Gabbard to resign as Trump's spy chief after awkward tenure
Published in News & Features
WASHINGTON — Director of National Intelligence Tulsi Gabbard, whose anti-war views spurred tension with the White House, said she was resigning from the post to help her husband confront a bone-cancer diagnosis.
Gabbard notified President Donald Trump during an Oval Office meeting of her decision and her last day is expected to be June 30, she said in a resignation letter she posted to social media.

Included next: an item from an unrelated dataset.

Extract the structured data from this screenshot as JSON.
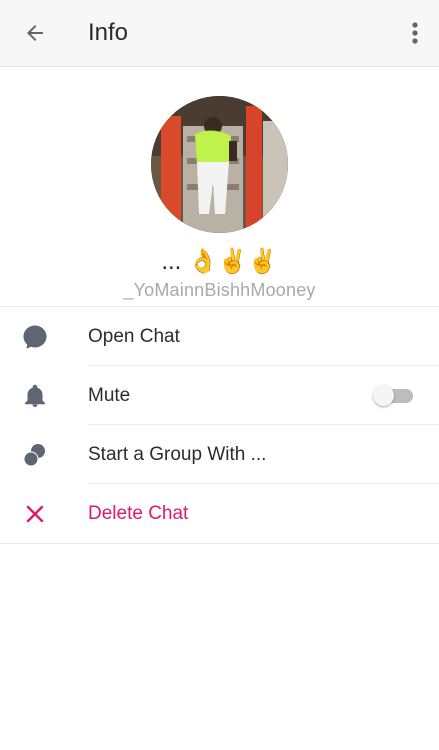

“My husband, Abraham, has recently been diagnosed with an extremely rare form of bone cancer,” Gabbard said in the letter. She said her office had made significant progress “advancing unprecedented transparency and restoring integrity to the intelligence community.”
Gabbard, a long-time skeptic of American involvement in overseas wars, had seemed increasingly out of step with the White House as Trump launched two military campaigns against Iran and ordered a raid to capture Venezuela’s president, Nicolas Maduro. She had been cut out of months of planning for the mission to seize Maduro, people familiar with the matter said at the time.
Her exclusion from meetings became so well-known that some White House aides joked that the acronym of her title, DNI, stood for “Do Not Invite,” the people said.
As Director of National Intelligence, Gabbard oversaw the nation’s 18 intelligence agencies. But she had taken a back seat to CIA Director John Ratcliffe, who played a prominent public role in the decision to oust Maduro and flew to Cuba last week for meetings with government leaders.
“Tulsi has done an incredible job, and we will miss her,” Trump said in a social media post. He said her deputy, Aaron Lukas, would take over in an acting capacity.
Trump had also tapped Gabbard to oversee U.S. election security in a move that the president’s critics cast as a bid to influence future elections. Earlier this year, Gabbard was seen at an elections center in Atlanta during an FBI raid where voter records and other data had been seized.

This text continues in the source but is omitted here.